Il y a bien des façons de tourner le dos à la vérité. On peut se réfugier dans le racisme et dire : les hommes qui ont fait cela étaient des Allemands. On peut aussi en appeler à la métaphysique et s’écrier avec horreur, comme un prêtre que j’ai connu : « Mais c’est le démon ! Mais c’est le Mal !... ».

Je préfère penser, quant à moi, que tout devient possible dans une société dont les actes ne sont plus contrôlés par l’opinion populaire. Dès lors, le meurtre peut bien lui apparaître comme la solution la plus rapide à ses problèmes.

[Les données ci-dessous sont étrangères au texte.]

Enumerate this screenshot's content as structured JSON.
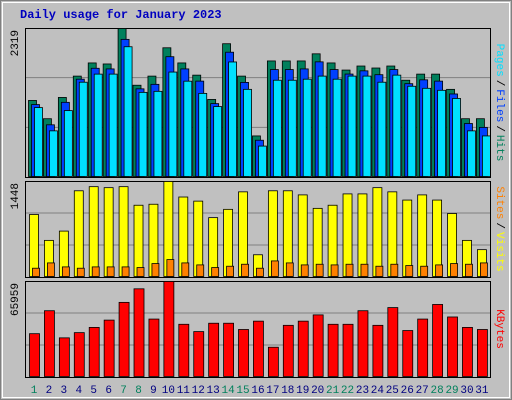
{
  "chart_data": [
    {
      "type": "bar",
      "title": "Daily usage for January 2023",
      "ylim": [
        0,
        2319
      ],
      "yticks": [
        2319
      ],
      "legend_separator": "/",
      "series": [
        {
          "name": "Hits",
          "color": "#00805c",
          "values": [
            1199,
            915,
            1246,
            1578,
            1783,
            1767,
            2319,
            1436,
            1578,
            2019,
            1783,
            1593,
            1215,
            2082,
            1578,
            647,
            1814,
            1814,
            1814,
            1925,
            1783,
            1672,
            1735,
            1704,
            1735,
            1514,
            1609,
            1609,
            1372,
            915,
            915
          ]
        },
        {
          "name": "Files",
          "color": "#0040ff",
          "values": [
            1135,
            820,
            1170,
            1530,
            1700,
            1690,
            2150,
            1380,
            1450,
            1880,
            1690,
            1500,
            1150,
            1950,
            1480,
            580,
            1680,
            1680,
            1690,
            1800,
            1680,
            1610,
            1660,
            1600,
            1680,
            1460,
            1520,
            1500,
            1300,
            840,
            780
          ]
        },
        {
          "name": "Pages",
          "color": "#00e0ff",
          "values": [
            1088,
            726,
            1041,
            1483,
            1609,
            1609,
            2035,
            1325,
            1341,
            1641,
            1499,
            1309,
            1104,
            1798,
            1372,
            489,
            1514,
            1514,
            1530,
            1578,
            1530,
            1578,
            1578,
            1483,
            1593,
            1420,
            1388,
            1357,
            1230,
            726,
            647
          ]
        }
      ]
    },
    {
      "type": "bar",
      "ylim": [
        0,
        1448
      ],
      "yticks": [
        1448
      ],
      "legend_separator": "/",
      "series": [
        {
          "name": "Visits",
          "color": "#ffff00",
          "values": [
            950,
            560,
            700,
            1308,
            1370,
            1355,
            1370,
            1090,
            1105,
            1448,
            1214,
            1152,
            903,
            1028,
            1292,
            343,
            1308,
            1308,
            1246,
            1043,
            1090,
            1261,
            1261,
            1355,
            1292,
            1168,
            1246,
            1168,
            965,
            560,
            420
          ]
        },
        {
          "name": "Sites",
          "color": "#ff8000",
          "values": [
            140,
            220,
            160,
            140,
            160,
            160,
            160,
            150,
            210,
            270,
            220,
            190,
            150,
            170,
            200,
            140,
            250,
            220,
            190,
            200,
            190,
            200,
            200,
            170,
            200,
            180,
            170,
            190,
            210,
            200,
            220
          ]
        }
      ]
    },
    {
      "type": "bar",
      "ylim": [
        0,
        65959
      ],
      "yticks": [
        65959
      ],
      "categories": [
        "1",
        "2",
        "3",
        "4",
        "5",
        "6",
        "7",
        "8",
        "9",
        "10",
        "11",
        "12",
        "13",
        "14",
        "15",
        "16",
        "17",
        "18",
        "19",
        "20",
        "21",
        "22",
        "23",
        "24",
        "25",
        "26",
        "27",
        "28",
        "29",
        "30",
        "31"
      ],
      "category_colors": [
        "#00805c",
        "#000080",
        "#000080",
        "#000080",
        "#000080",
        "#000080",
        "#00805c",
        "#00805c",
        "#000080",
        "#000080",
        "#000080",
        "#000080",
        "#000080",
        "#00805c",
        "#00805c",
        "#000080",
        "#000080",
        "#000080",
        "#000080",
        "#000080",
        "#00805c",
        "#00805c",
        "#000080",
        "#000080",
        "#000080",
        "#000080",
        "#000080",
        "#00805c",
        "#00805c",
        "#000080",
        "#000080"
      ],
      "series": [
        {
          "name": "KBytes",
          "color": "#ff0000",
          "values": [
            30111,
            45884,
            27244,
            30828,
            34413,
            39432,
            51620,
            60940,
            40149,
            65959,
            36564,
            31545,
            37281,
            37281,
            32980,
            38715,
            20791,
            35847,
            38715,
            43017,
            36564,
            36564,
            45884,
            35847,
            48035,
            32263,
            40149,
            50186,
            41583,
            34413,
            32980
          ]
        }
      ]
    }
  ]
}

Ce qui est affreux et nous donne de l’espèce humaine une opinion désolée, c’est que, pour mener à bien ses desseins, une société de ce type trouve invariablement les instruments zélés de ses crimes.

C’est un de ces hommes que j’ai voulu décrire dans La Mort est mon Métier. Qu’on ne s’y trompe pas : Rudolf Lang n’était pas un sadique. Le sadisme a fleuri dans les camps de la mort, mais à l’échelon subalterne. Plus haut, il fallait un équipement psychique très différent. Il y eu sous le nazisme des centaines, des milliers, de Rudolf Lang, moraux à l’intérieur de l’immoralité, consciencieux sans conscience, petits cadres que leur sérieux et leurs « mérites » portaient aux plus hauts emplois.

Tout ce que Rudolf fit, il le fit non par méchanceté, mais au nom de l’impératif catégorique, par fidélité au chef, par soumission à l’ordre, par respect pour l’Etat. Bref, en homme de devoir : et c’est en cela justement qu’il est monstrueux.

Je pense qu'il n'y a rien à ajouter.

Ce roman est, comme pour beaucoup d'autres œuvres de Robert Merle (à qui je voue une très grande admiration), un très grand livre, que chacun devrait avoir lu un jour.

A offrir à tous les adolescents, notamment, car, paradoxe absolu - c'est le style merveilleux de l'auteur qui le permet - c'est très facile à lire.